Reporter: "I feel terrible, just like two years ago, when [Taliban] took power and forced many people to escape."
Woman 1: "I am not happy today, because the Taliban do not rule the country in keeping with people's interests. I do not know why they have such a negative attitude towards women."
Woman 2: "I did not expect that the Taliban would ever take over the country. After they succeeded in that, they imposed more oppressive restrictions on women. I consider the day of Taliban's victory to be the worst day for the Afghan people."
Zainab Hakimi: "When the Taliban took power in Afghanistan, Afghan women were denied their most basic huma rights, which are religiously and culturally guaranteed throughout the world – their right to study, their right to work, their right to attend university, and their right to attend sporting venues and public parks.
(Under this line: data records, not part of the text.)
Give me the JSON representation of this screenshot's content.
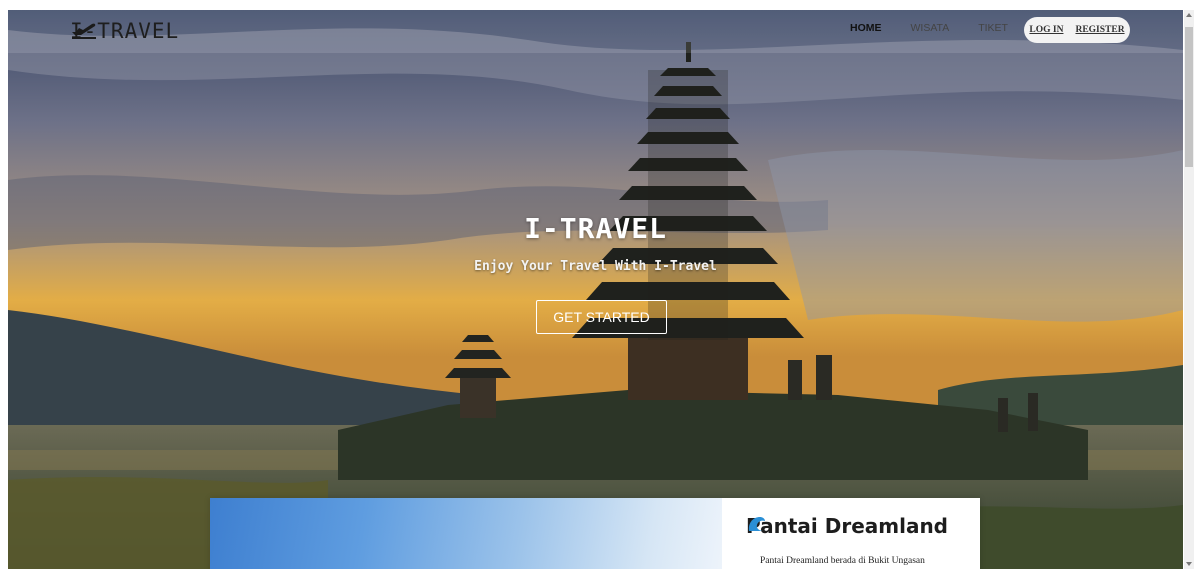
{
  "navbar": {
    "brand": "I-TRAVEL",
    "brand_icon": "plane-takeoff-icon",
    "links": [
      {
        "label": "HOME",
        "active": true
      },
      {
        "label": "WISATA",
        "active": false
      },
      {
        "label": "TIKET",
        "active": false
      }
    ],
    "auth": {
      "login": "LOG IN",
      "register": "REGISTER"
    }
  },
  "hero": {
    "title": "I-TRAVEL",
    "subtitle": "Enjoy Your Travel With I-Travel",
    "cta_label": "GET STARTED"
  },
  "card": {
    "title": "Pantai Dreamland",
    "title_icon": "wave-icon",
    "description": "Pantai Dreamland berada di Bukit Ungasan"
  },
  "colors": {
    "accent": "#2a8fd6",
    "hero_overlay_text": "#ffffff"
  }
}
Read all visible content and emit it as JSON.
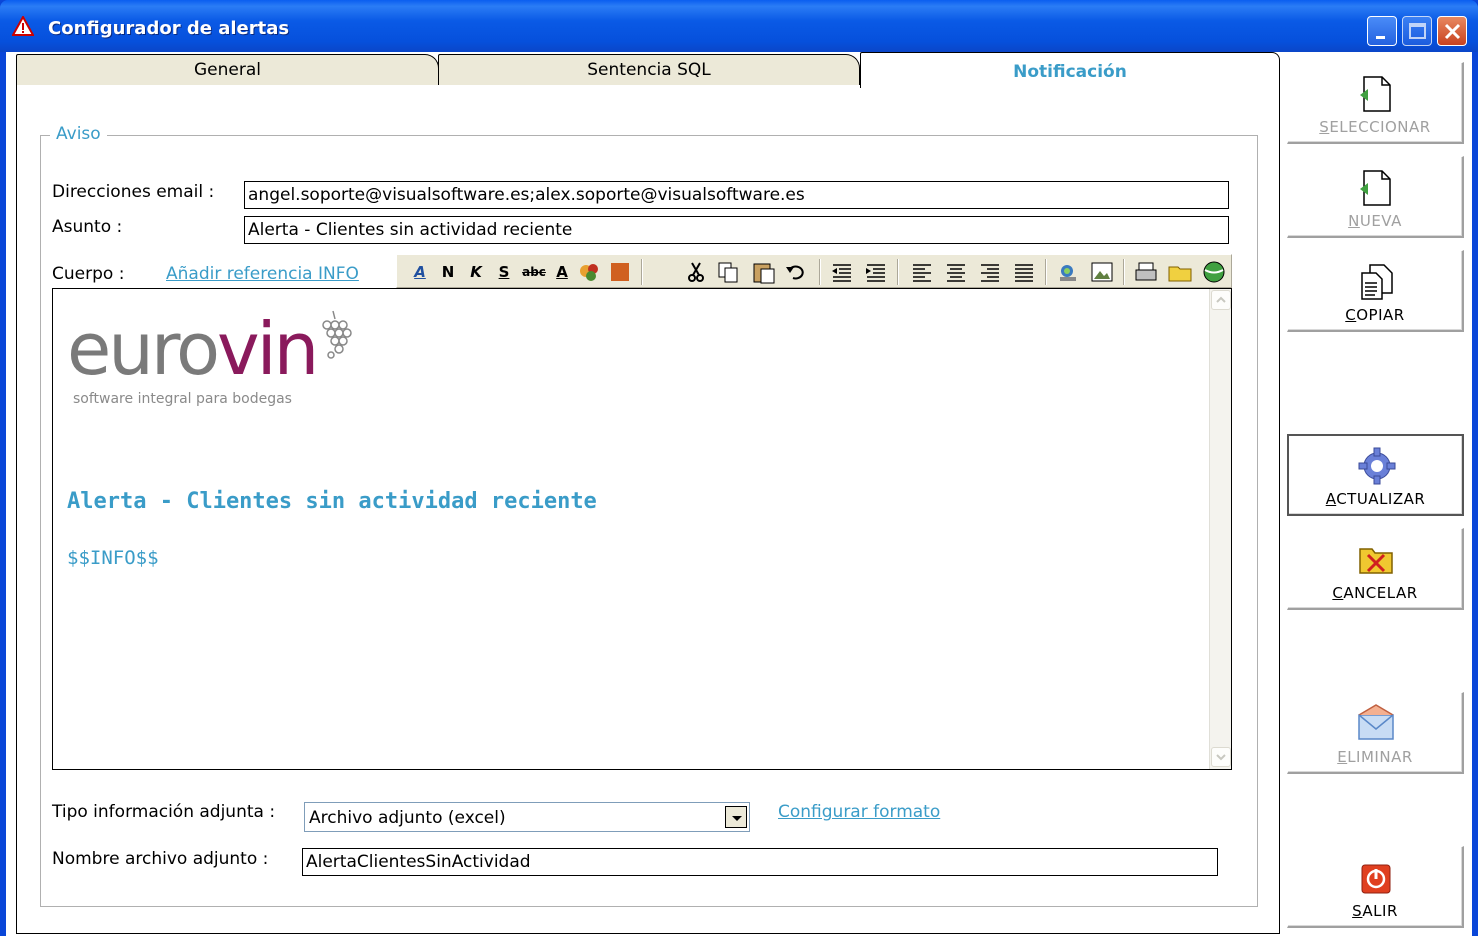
{
  "window": {
    "title": "Configurador de alertas"
  },
  "tabs": [
    {
      "label": "General"
    },
    {
      "label": "Sentencia SQL"
    },
    {
      "label": "Notificación",
      "active": true
    }
  ],
  "aviso": {
    "legend": "Aviso",
    "email_label": "Direcciones email :",
    "email_value": "angel.soporte@visualsoftware.es;alex.soporte@visualsoftware.es",
    "subject_label": "Asunto :",
    "subject_value": "Alerta - Clientes sin actividad reciente",
    "body_label": "Cuerpo :",
    "add_ref_link": "Añadir referencia INFO"
  },
  "editor": {
    "logo_euro": "euro",
    "logo_vin": "vin",
    "logo_sub": "software integral para bodegas",
    "heading": "Alerta - Clientes sin actividad reciente",
    "placeholder_token": "$$INFO$$",
    "toolbar": {
      "bold": "N",
      "italic": "K",
      "underline": "S",
      "strike": "abc",
      "font_color": "A"
    }
  },
  "attachment": {
    "type_label": "Tipo información adjunta :",
    "type_value": "Archivo adjunto (excel)",
    "format_link": "Configurar formato",
    "filename_label": "Nombre archivo adjunto :",
    "filename_value": "AlertaClientesSinActividad"
  },
  "side_buttons": {
    "seleccionar": {
      "mnemonic": "S",
      "rest": "ELECCIONAR"
    },
    "nueva": {
      "mnemonic": "N",
      "rest": "UEVA"
    },
    "copiar": {
      "mnemonic": "C",
      "rest": "OPIAR"
    },
    "actualizar": {
      "mnemonic": "A",
      "rest": "CTUALIZAR"
    },
    "cancelar": {
      "mnemonic": "C",
      "rest": "ANCELAR"
    },
    "eliminar": {
      "mnemonic": "E",
      "rest": "LIMINAR"
    },
    "salir": {
      "mnemonic": "S",
      "rest": "ALIR"
    }
  },
  "colors": {
    "accent": "#3a9cc8",
    "logo_grey": "#7a7a7a",
    "logo_wine": "#8a1a5c",
    "titlebar": "#0a5ae6"
  }
}
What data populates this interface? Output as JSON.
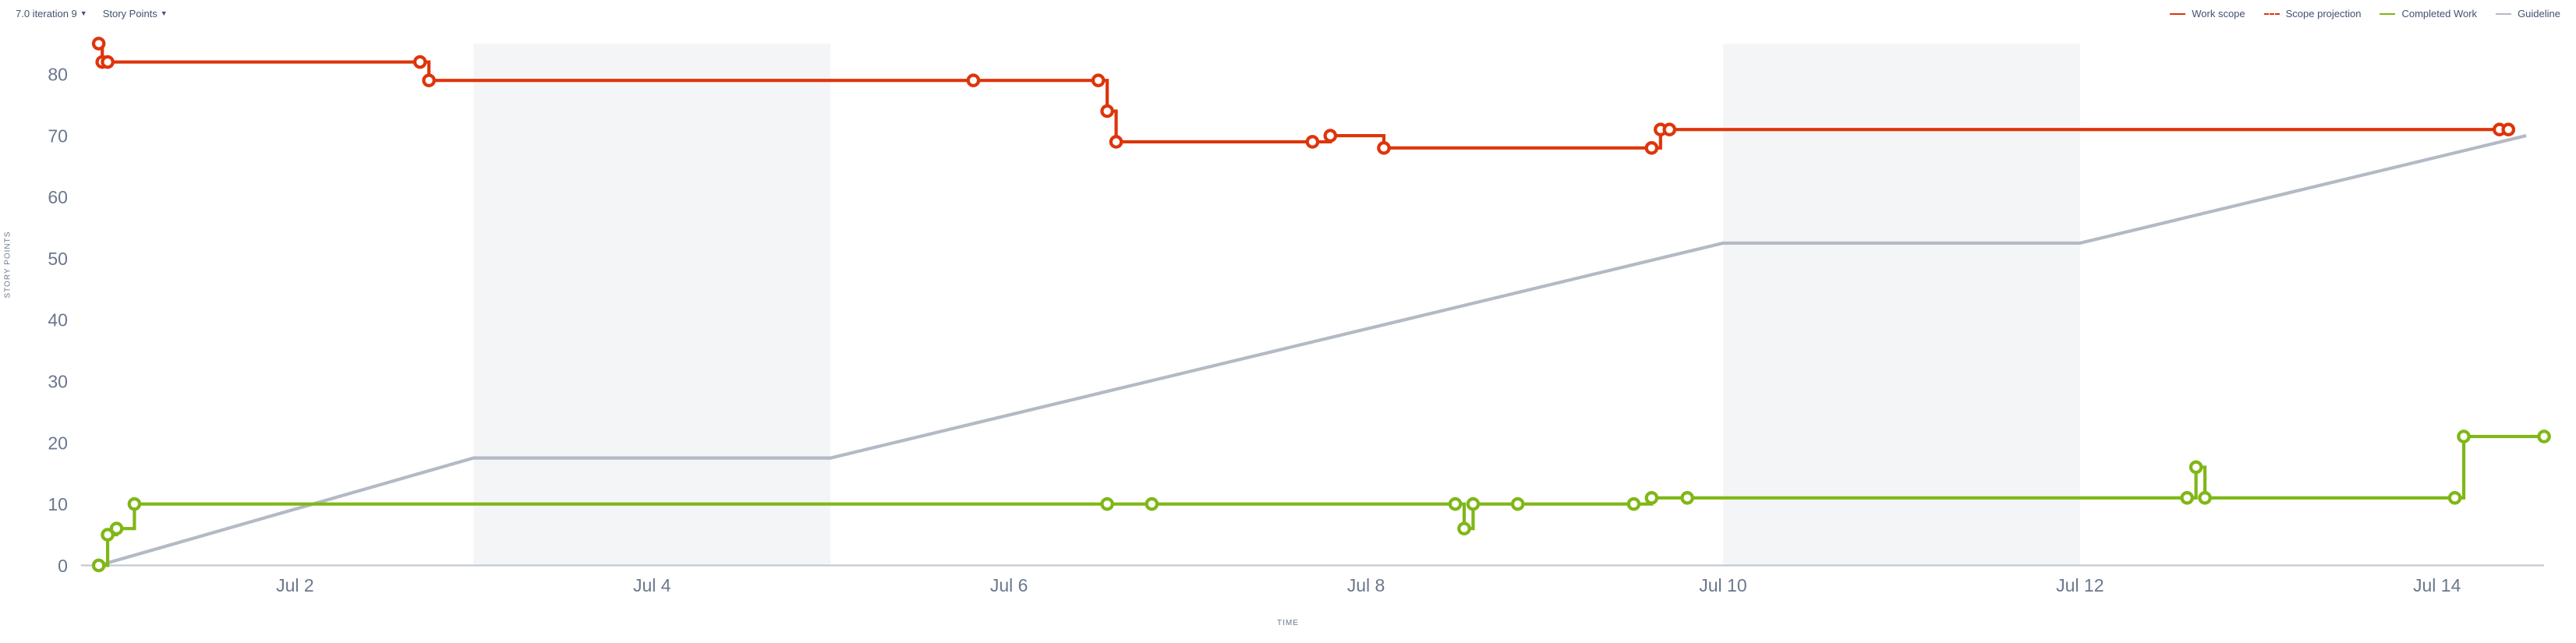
{
  "controls": {
    "iteration_label": "7.0 iteration 9",
    "metric_label": "Story Points"
  },
  "legend": {
    "work_scope": "Work scope",
    "scope_projection": "Scope projection",
    "completed_work": "Completed Work",
    "guideline": "Guideline"
  },
  "axes": {
    "y_label": "STORY POINTS",
    "x_label": "TIME"
  },
  "colors": {
    "work_scope": "#de350b",
    "scope_projection": "#de350b",
    "completed_work": "#7fb716",
    "guideline": "#b3bac5"
  },
  "chart_data": {
    "type": "line",
    "xlabel": "TIME",
    "ylabel": "STORY POINTS",
    "ylim": [
      0,
      85
    ],
    "x_ticks": [
      "Jul 2",
      "Jul 4",
      "Jul 6",
      "Jul 8",
      "Jul 10",
      "Jul 12",
      "Jul 14"
    ],
    "y_ticks": [
      0,
      10,
      20,
      30,
      40,
      50,
      60,
      70,
      80
    ],
    "x_domain_days": [
      0.8,
      14.6
    ],
    "weekend_bands_days": [
      [
        3,
        5
      ],
      [
        10,
        12
      ]
    ],
    "series": [
      {
        "name": "Guideline",
        "color": "#b3bac5",
        "style": "solid",
        "points": [
          {
            "x": 0.9,
            "y": 0
          },
          {
            "x": 3.0,
            "y": 17.5
          },
          {
            "x": 5.0,
            "y": 17.5
          },
          {
            "x": 10.0,
            "y": 52.5
          },
          {
            "x": 12.0,
            "y": 52.5
          },
          {
            "x": 14.5,
            "y": 70
          }
        ]
      },
      {
        "name": "Work scope",
        "color": "#de350b",
        "style": "solid",
        "markers": true,
        "points": [
          {
            "x": 0.9,
            "y": 85
          },
          {
            "x": 0.92,
            "y": 82
          },
          {
            "x": 0.95,
            "y": 82
          },
          {
            "x": 2.7,
            "y": 82
          },
          {
            "x": 2.75,
            "y": 79
          },
          {
            "x": 5.8,
            "y": 79
          },
          {
            "x": 6.5,
            "y": 79
          },
          {
            "x": 6.55,
            "y": 74
          },
          {
            "x": 6.6,
            "y": 69
          },
          {
            "x": 7.7,
            "y": 69
          },
          {
            "x": 7.8,
            "y": 70
          },
          {
            "x": 8.1,
            "y": 68
          },
          {
            "x": 9.6,
            "y": 68
          },
          {
            "x": 9.65,
            "y": 71
          },
          {
            "x": 9.7,
            "y": 71
          },
          {
            "x": 14.35,
            "y": 71
          },
          {
            "x": 14.4,
            "y": 71
          }
        ]
      },
      {
        "name": "Completed Work",
        "color": "#7fb716",
        "style": "solid",
        "markers": true,
        "points": [
          {
            "x": 0.9,
            "y": 0
          },
          {
            "x": 0.95,
            "y": 5
          },
          {
            "x": 1.0,
            "y": 6
          },
          {
            "x": 1.1,
            "y": 10
          },
          {
            "x": 6.55,
            "y": 10
          },
          {
            "x": 6.8,
            "y": 10
          },
          {
            "x": 8.5,
            "y": 10
          },
          {
            "x": 8.55,
            "y": 6
          },
          {
            "x": 8.6,
            "y": 10
          },
          {
            "x": 8.85,
            "y": 10
          },
          {
            "x": 9.5,
            "y": 10
          },
          {
            "x": 9.6,
            "y": 11
          },
          {
            "x": 9.8,
            "y": 11
          },
          {
            "x": 12.6,
            "y": 11
          },
          {
            "x": 12.65,
            "y": 16
          },
          {
            "x": 12.7,
            "y": 11
          },
          {
            "x": 14.1,
            "y": 11
          },
          {
            "x": 14.15,
            "y": 21
          },
          {
            "x": 14.6,
            "y": 21
          }
        ]
      }
    ]
  }
}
"Recently, women were even forbidden from working at beauty salons – places and services that are run by women, exclusively for women. Now beauty salons are forbidden for women. Women were forbidden from having any presence in politics, or from working at any governmental or non-governmental organization. What rights have [the Taliban] given us? They have not given us any new rights. Rather, they have denied us the rights we already had."
Host: "There are reports about the mental state of the women there, and even cases of suicide – this also raises questions and should be discussed. Do you have any figures in this regard?"
Hakimi: "There are no figures, but as people living in Afghanistan, we can gauge the prevalent atmosphere among women in Afghanistan – an atmosphere of hopelessness, mental pressure, and loss of faith in the government, because the government has filed to fulfil its promises. They said that they would improve the state [of women] and they would reopen the schools and the universities, but two years have passed. Weren't these two years enough to reopen the schools?"